Un nid
Entre ma persienne et la vitre claire,
Deux petits moineaux ont bâti leur nid.
C’est un peu gênant, mais je laisse faire :
un amour d’oiseaux si vite finit !
Je les y trouvai, lorsque d’un voyage,
Je revins pensif et seul l’autre Jour ;
Installé déjà, le jeune ménage
Pour me saluer guettait mon retour ;
Car dès que mon pas de la chambre vide
Réveilla l’écho, le couple amoureux
M’ayant aperçu par le verre humide
Envoya dans l’air mille cris joyeux.
Par un tel accueil ils voulaient peut-être
Me faire oublier leur empiètement ;
De fait, ils avaient muré ma fenêtre,
Et, je dois le dire, au premier moment
Je maudis bien fort leur naïve audace ;
Et puis, je songeai que pour faire un nid,
On choisit toujours la meilleure place,
Et je respectai ce que Dieu bénit.
Comme j’approchais pour leur faire grâce
Et les voir de près, ils eurent grand’peur,
Car tous deux soudain, sautant dans l’espace,
S’enfuirent, poussant des cris de terreur.
Avec moi pourtant, ils s’apprivoisèrent,
Et deux jours après, nous étions amis.
Depuis, jamais plus ne me refusèrent
Un petit plaisir que me suis permis :
C’est quand, chaque nuit, va finir ma veille
Et que tout se tait sous le grand ciel noir,
De voir un instant le nid qui sommeille
Et tout doucement lui dire bonsoir.
Mes hôtes charmants dans leur frêle couche,
Entendent toujours mes pas assourdis,
Et, si de ma lampe un rayon les touche,
Ouvrent un moment leurs yeux alourdis.
Un doux bruit de voix à peine éveillées
Me dit chaque fois qu’on m’a reconnu :
Bribes de chansons tout bas gazouillées,
Où, moi, je comprends : « Sois le bienvenu. »
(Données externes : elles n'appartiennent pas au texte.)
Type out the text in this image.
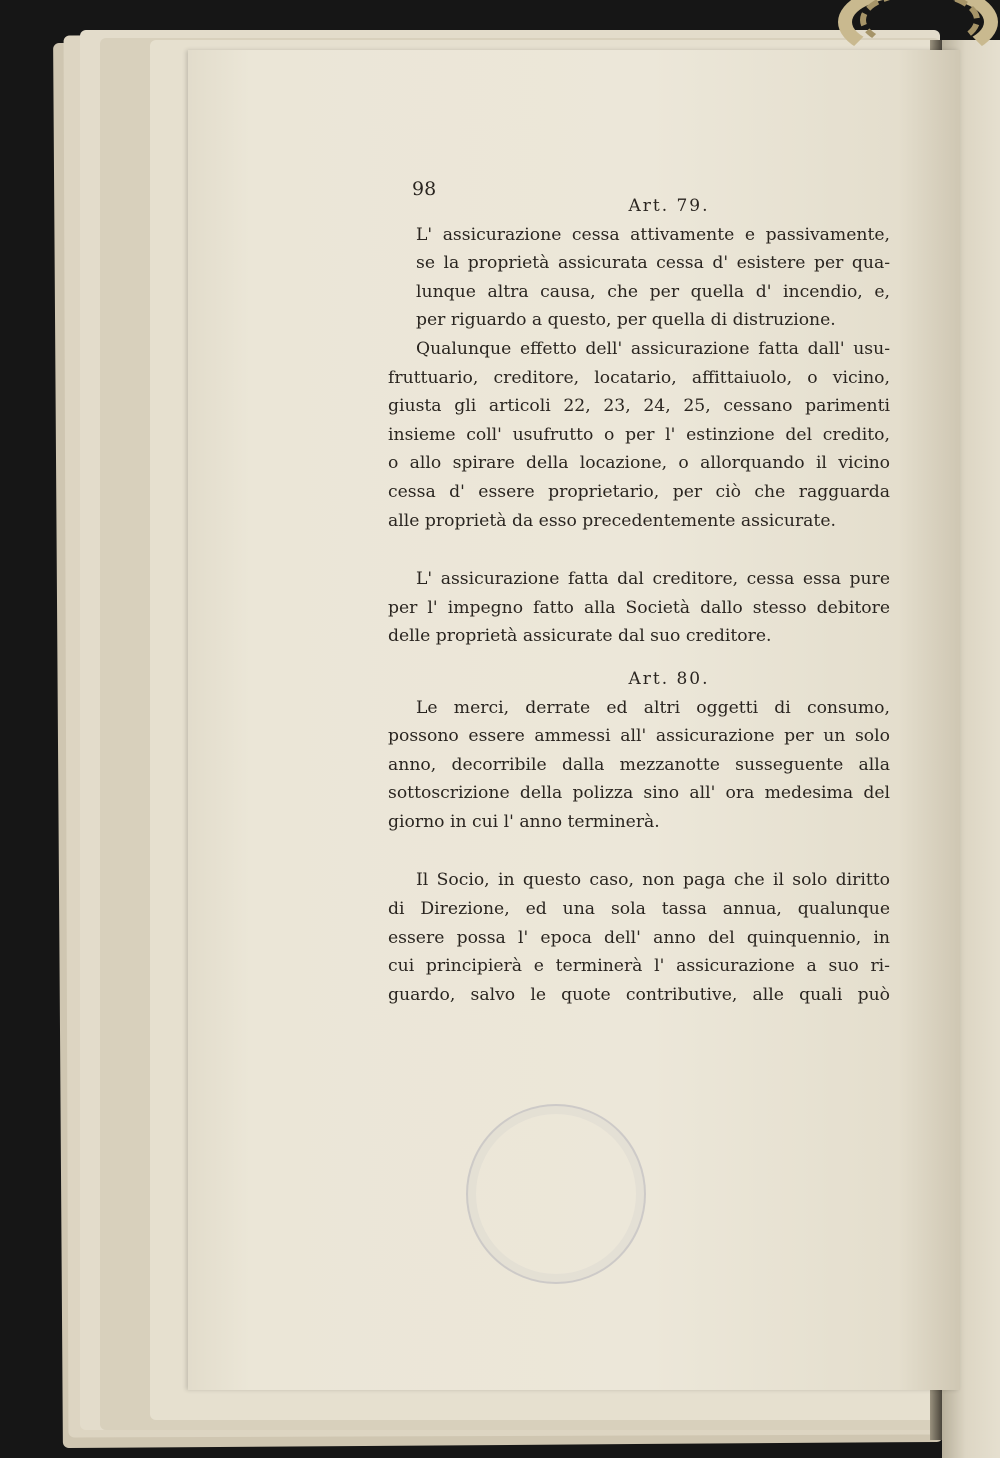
98

Art. 79.

L' assicurazione cessa attivamente e passivamente,
se la proprietà assicurata cessa d' esistere per qua-
lunque altra causa, che per quella d' incendio, e,
per riguardo a questo, per quella di distruzione.

Qualunque effetto dell' assicurazione fatta dall' usu-
fruttuario, creditore, locatario, affittaiuolo, o vicino,
giusta gli articoli 22, 23, 24, 25, cessano parimenti
insieme coll' usufrutto o per l' estinzione del credito,
o allo spirare della locazione, o allorquando il vicino
cessa d' essere proprietario, per ciò che ragguarda
alle proprietà da esso precedentemente assicurate.

L' assicurazione fatta dal creditore, cessa essa pure
per l' impegno fatto alla Società dallo stesso debitore
delle proprietà assicurate dal suo creditore.

Art. 80.

Le merci, derrate ed altri oggetti di consumo,
possono essere ammessi all' assicurazione per un solo
anno, decorribile dalla mezzanotte susseguente alla
sottoscrizione della polizza sino all' ora medesima del
giorno in cui l' anno terminerà.

Il Socio, in questo caso, non paga che il solo diritto
di Direzione, ed una sola tassa annua, qualunque
essere possa l' epoca dell' anno del quinquennio, in
cui principierà e terminerà l' assicurazione a suo ri-
guardo, salvo le quote contributive, alle quali può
Ils sont là, tout près, tout près l’un de l’autre,
Chaudement tapis dans le duvet blanc,
Où leur corps débile et frileux se vautre
Défiant le froid, la pluie et le vent.
Le regard jeté dans ce nid paisible
Me met pour la nuit le repos au cœur :
Et ni cauchemar ni rêve terrible
N’étendent sur moi leur vol plein d’horreur.
Lorsque, le matin, sitôt que l’aurore
Teint de ses lueurs le pâle horizon,
La voix des petits, légère et sonore,
Lance jusqu’à moi sa vive chanson,
Mon front reposé n’a plus cette fièvre
Qui le consumait ; à ces chants joyeux
Un hymne d’amour arrive à ma lèvre
De mon cœur serein pour monter aux cieux.
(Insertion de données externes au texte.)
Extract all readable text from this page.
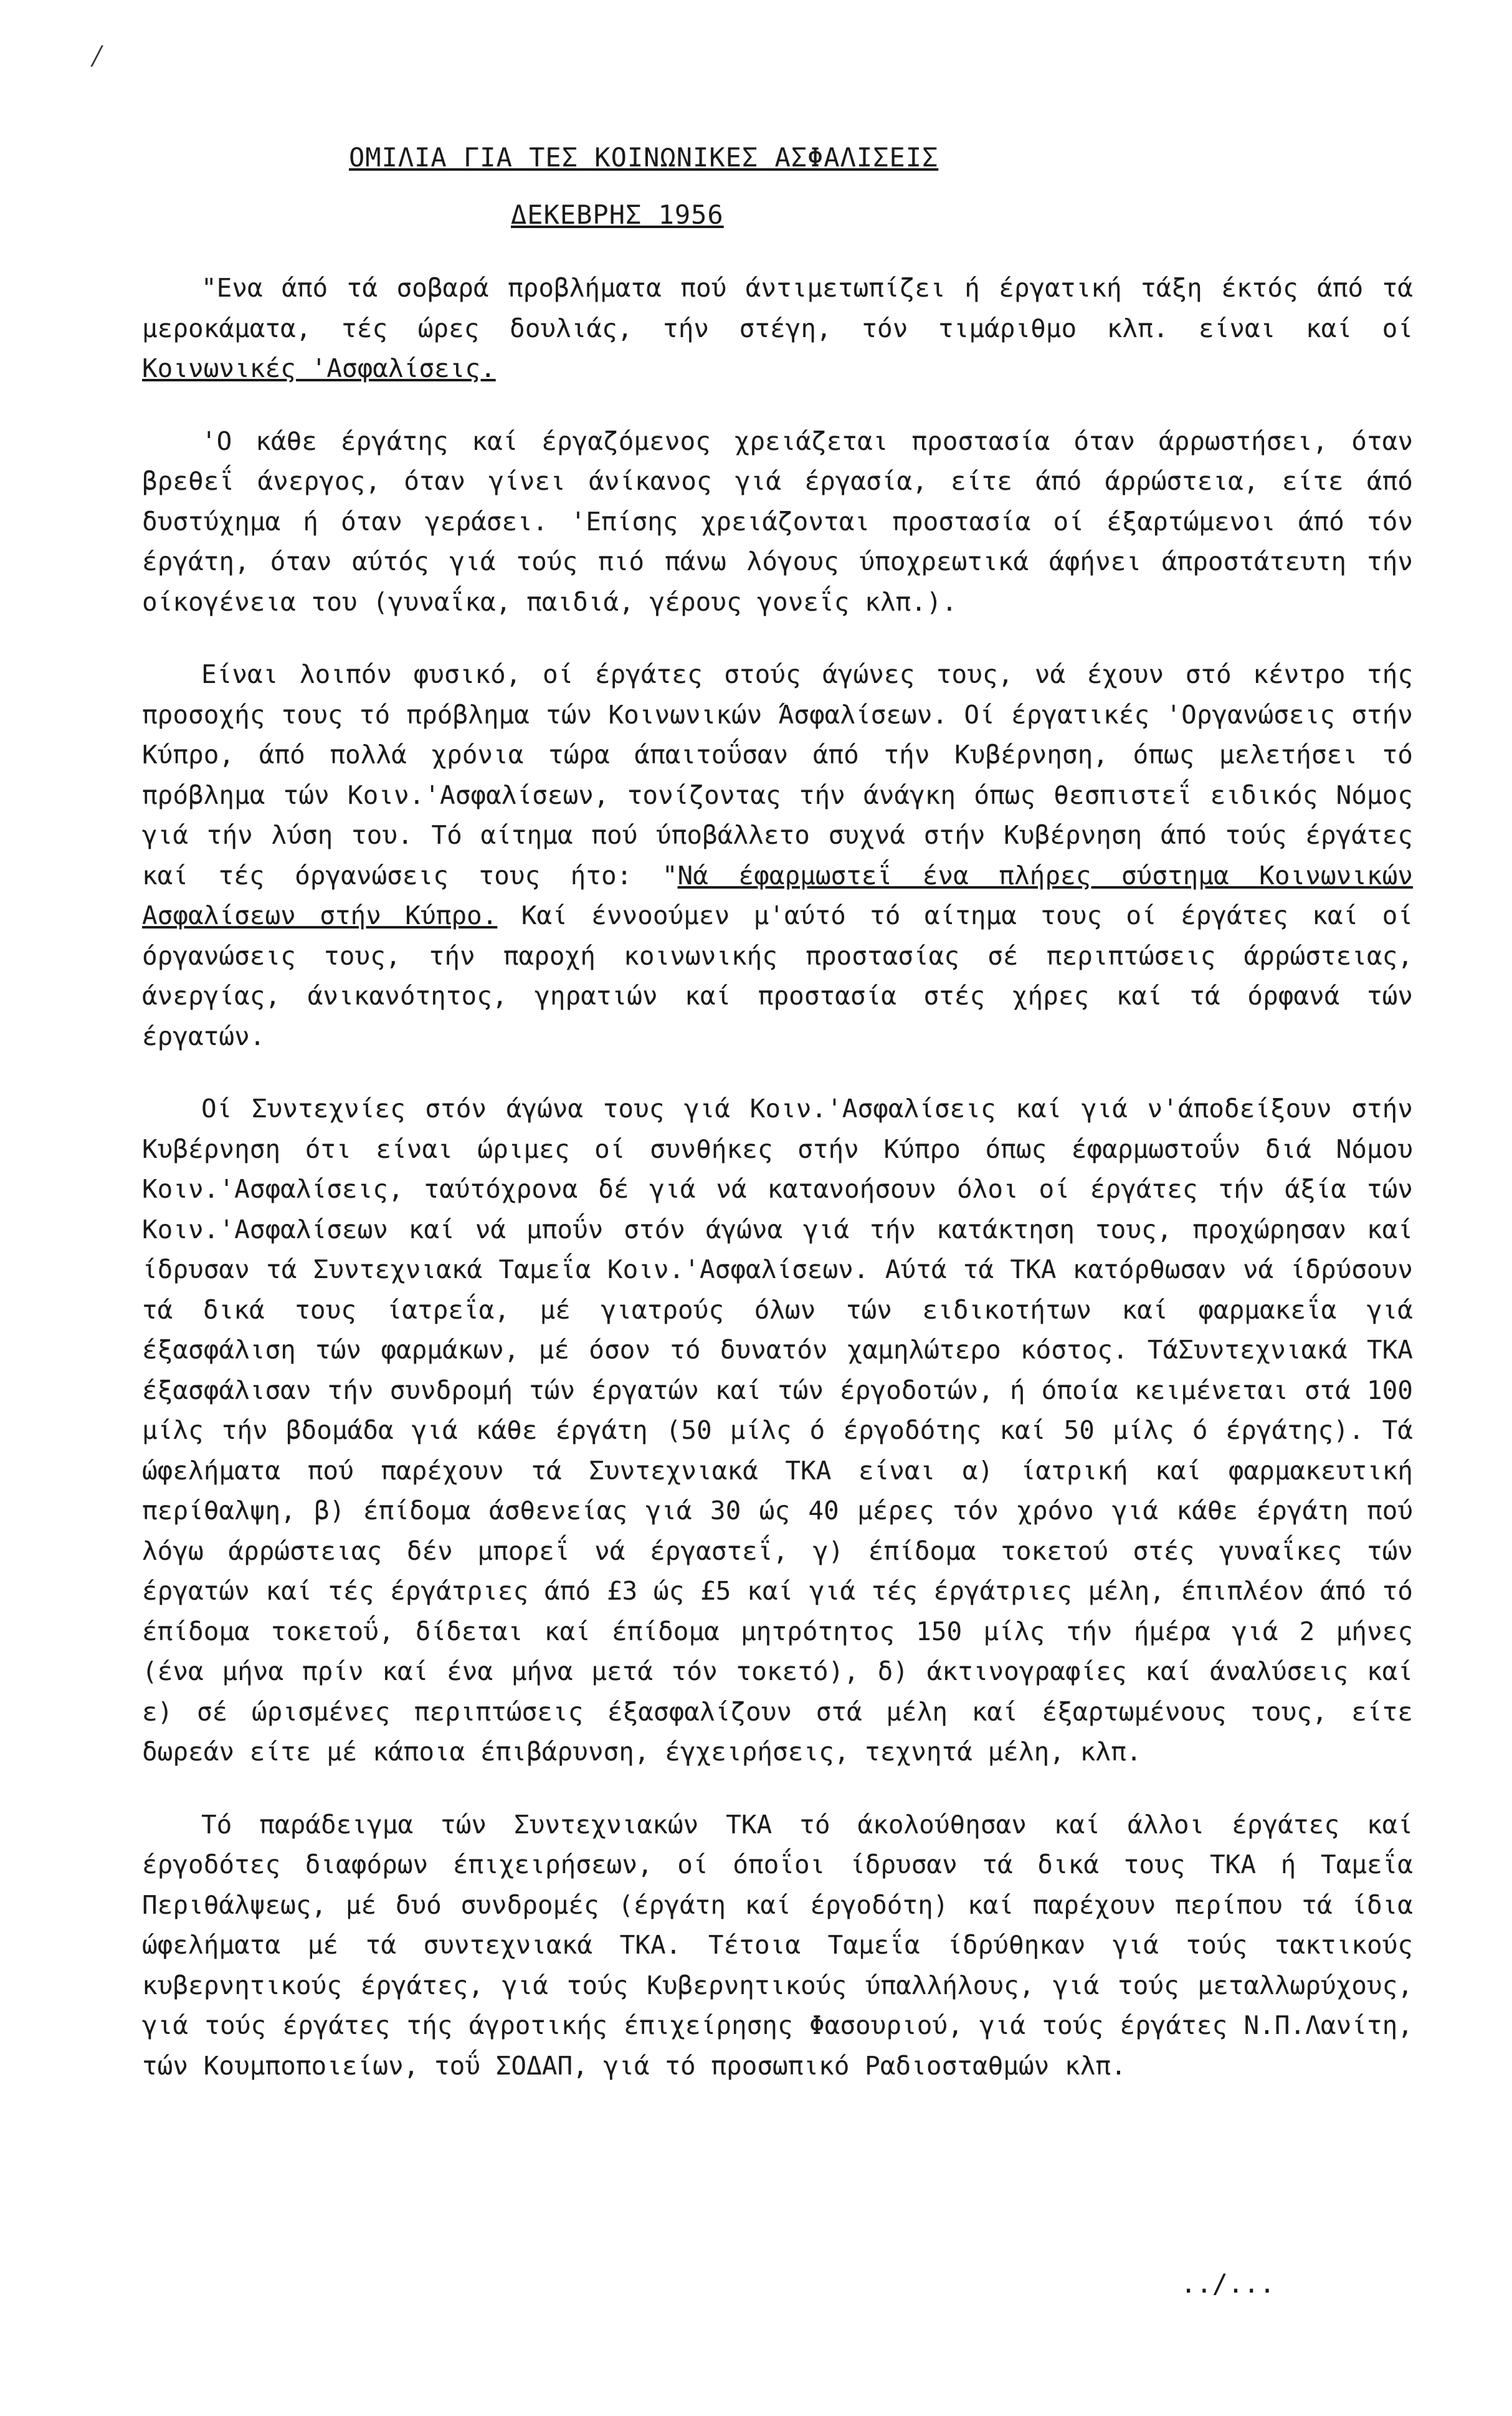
⁄
ΟΜΙΛΙΑ ΓΙΑ ΤΕΣ ΚΟΙΝΩΝΙΚΕΣ ΑΣΦΑΛΙΣΕΙΣ
ΔΕΚΕΒΡΗΣ 1956

"Ενα άπό τά σοβαρά προβλήματα πού άντιμετωπίζει ή έργατική τάξη έκτός άπό τά μεροκάματα, τές ώρες δουλιάς, τήν στέγη, τόν τιμάριθμο κλπ. είναι καί οί Κοινωνικές 'Ασφαλίσεις.

'Ο κάθε έργάτης καί έργαζόμενος χρειάζεται προστασία όταν άρρωστήσει, όταν βρεθεΐ άνεργος, όταν γίνει άνίκανος γιά έργασία, είτε άπό άρρώστεια, είτε άπό δυστύχημα ή όταν γεράσει. 'Επίσης χρειάζονται προστασία οί έξαρτώμενοι άπό τόν έργάτη, όταν αύτός γιά τούς πιό πάνω λόγους ύποχρεωτικά άφήνει άπροστάτευτη τήν οίκογένεια του (γυναΐκα, παιδιά, γέρους γονεΐς κλπ.).

Είναι λοιπόν φυσικό, οί έργάτες στούς άγώνες τους, νά έχουν στό κέντρο τής προσοχής τους τό πρόβλημα τών Κοινωνικών Άσφαλίσεων. Οί έργατικές 'Οργανώσεις στήν Κύπρο, άπό πολλά χρόνια τώρα άπαιτοΰσαν άπό τήν Κυβέρνηση, όπως μελετήσει τό πρόβλημα τών Κοιν.'Ασφαλίσεων, τονίζοντας τήν άνάγκη όπως θεσπιστεΐ ειδικός Νόμος γιά τήν λύση του. Τό αίτημα πού ύποβάλλετο συχνά στήν Κυβέρνηση άπό τούς έργάτες καί τές όργανώσεις τους ήτο: "Νά έφαρμωστεΐ ένα πλήρες σύστημα Κοινωνικών Ασφαλίσεων στήν Κύπρο. Καί έννοούμεν μ'αύτό τό αίτημα τους οί έργάτες καί οί όργανώσεις τους, τήν παροχή κοινωνικής προστασίας σέ περιπτώσεις άρρώστειας, άνεργίας, άνικανότητος, γηρατιών καί προστασία στές χήρες καί τά όρφανά τών έργατών.

Οί Συντεχνίες στόν άγώνα τους γιά Κοιν.'Ασφαλίσεις καί γιά ν'άποδείξουν στήν Κυβέρνηση ότι είναι ώριμες οί συνθήκες στήν Κύπρο όπως έφαρμωστοΰν διά Νόμου Κοιν.'Ασφαλίσεις, ταύτόχρονα δέ γιά νά κατανοήσουν όλοι οί έργάτες τήν άξία τών Κοιν.'Ασφαλίσεων καί νά μποΰν στόν άγώνα γιά τήν κατάκτηση τους, προχώρησαν καί ίδρυσαν τά Συντεχνιακά Ταμεΐα Κοιν.'Ασφαλίσεων. Αύτά τά ΤΚΑ κατόρθωσαν νά ίδρύσουν τά δικά τους ίατρεΐα, μέ γιατρούς όλων τών ειδικοτήτων καί φαρμακεΐα γιά έξασφάλιση τών φαρμάκων, μέ όσον τό δυνατόν χαμηλώτερο κόστος. ΤάΣυντεχνιακά ΤΚΑ έξασφάλισαν τήν συνδρομή τών έργατών καί τών έργοδοτών, ή όποία κειμένεται στά 100 μίλς τήν βδομάδα γιά κάθε έργάτη (50 μίλς ό έργοδότης καί 50 μίλς ό έργάτης). Τά ώφελήματα πού παρέχουν τά Συντεχνιακά ΤΚΑ είναι α) ίατρική καί φαρμακευτική περίθαλψη, β) έπίδομα άσθενείας γιά 30 ώς 40 μέρες τόν χρόνο γιά κάθε έργάτη πού λόγω άρρώστειας δέν μπορεΐ νά έργαστεΐ, γ) έπίδομα τοκετού στές γυναΐκες τών έργατών καί τές έργάτριες άπό £3 ώς £5 καί γιά τές έργάτριες μέλη, έπιπλέον άπό τό έπίδομα τοκετοΰ, δίδεται καί έπίδομα μητρότητος 150 μίλς τήν ήμέρα γιά 2 μήνες (ένα μήνα πρίν καί ένα μήνα μετά τόν τοκετό), δ) άκτινογραφίες καί άναλύσεις καί ε) σέ ώρισμένες περιπτώσεις έξασφαλίζουν στά μέλη καί έξαρτωμένους τους, είτε δωρεάν είτε μέ κάποια έπιβάρυνση, έγχειρήσεις, τεχνητά μέλη, κλπ.

Τό παράδειγμα τών Συντεχνιακών ΤΚΑ τό άκολούθησαν καί άλλοι έργάτες καί έργοδότες διαφόρων έπιχειρήσεων, οί όποΐοι ίδρυσαν τά δικά τους ΤΚΑ ή Ταμεΐα Περιθάλψεως, μέ δυό συνδρομές (έργάτη καί έργοδότη) καί παρέχουν περίπου τά ίδια ώφελήματα μέ τά συντεχνιακά ΤΚΑ. Τέτοια Ταμεΐα ίδρύθηκαν γιά τούς τακτικούς κυβερνητικούς έργάτες, γιά τούς Κυβερνητικούς ύπαλλήλους, γιά τούς μεταλλωρύχους, γιά τούς έργάτες τής άγροτικής έπιχείρησης Φασουριού, γιά τούς έργάτες Ν.Π.Λανίτη, τών Κουμποποιείων, τοΰ ΣΟΔΑΠ, γιά τό προσωπικό Ραδιοσταθμών κλπ.

../...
Vous qui m’égayez dans ma solitude,
Que ferai-je donc quand serez partis ?
J’ai pris de vous voir la douce habitude,
Aimez-vous longtemps, ô mes chers petits !
Longtemps sur mon toit par votre innocence
Attirez du ciel la paix, le bonheur.
Et quand, après longue et cruelle absence
Comme après l’hiver le printemps en fleur,
Elle reviendra, – (qu’il vous en souvienne,
Je ne viendrai pas vous en avertir) –
Dès qu’il vous plaira, sans qu’on vous retienne,
Moineaux, mes amis, vous pourrez partir.
Ottawa, août 1884.
Ernest MARCEAU.
Paru dans les Nouvelles Soirées canadiennes en février 1885.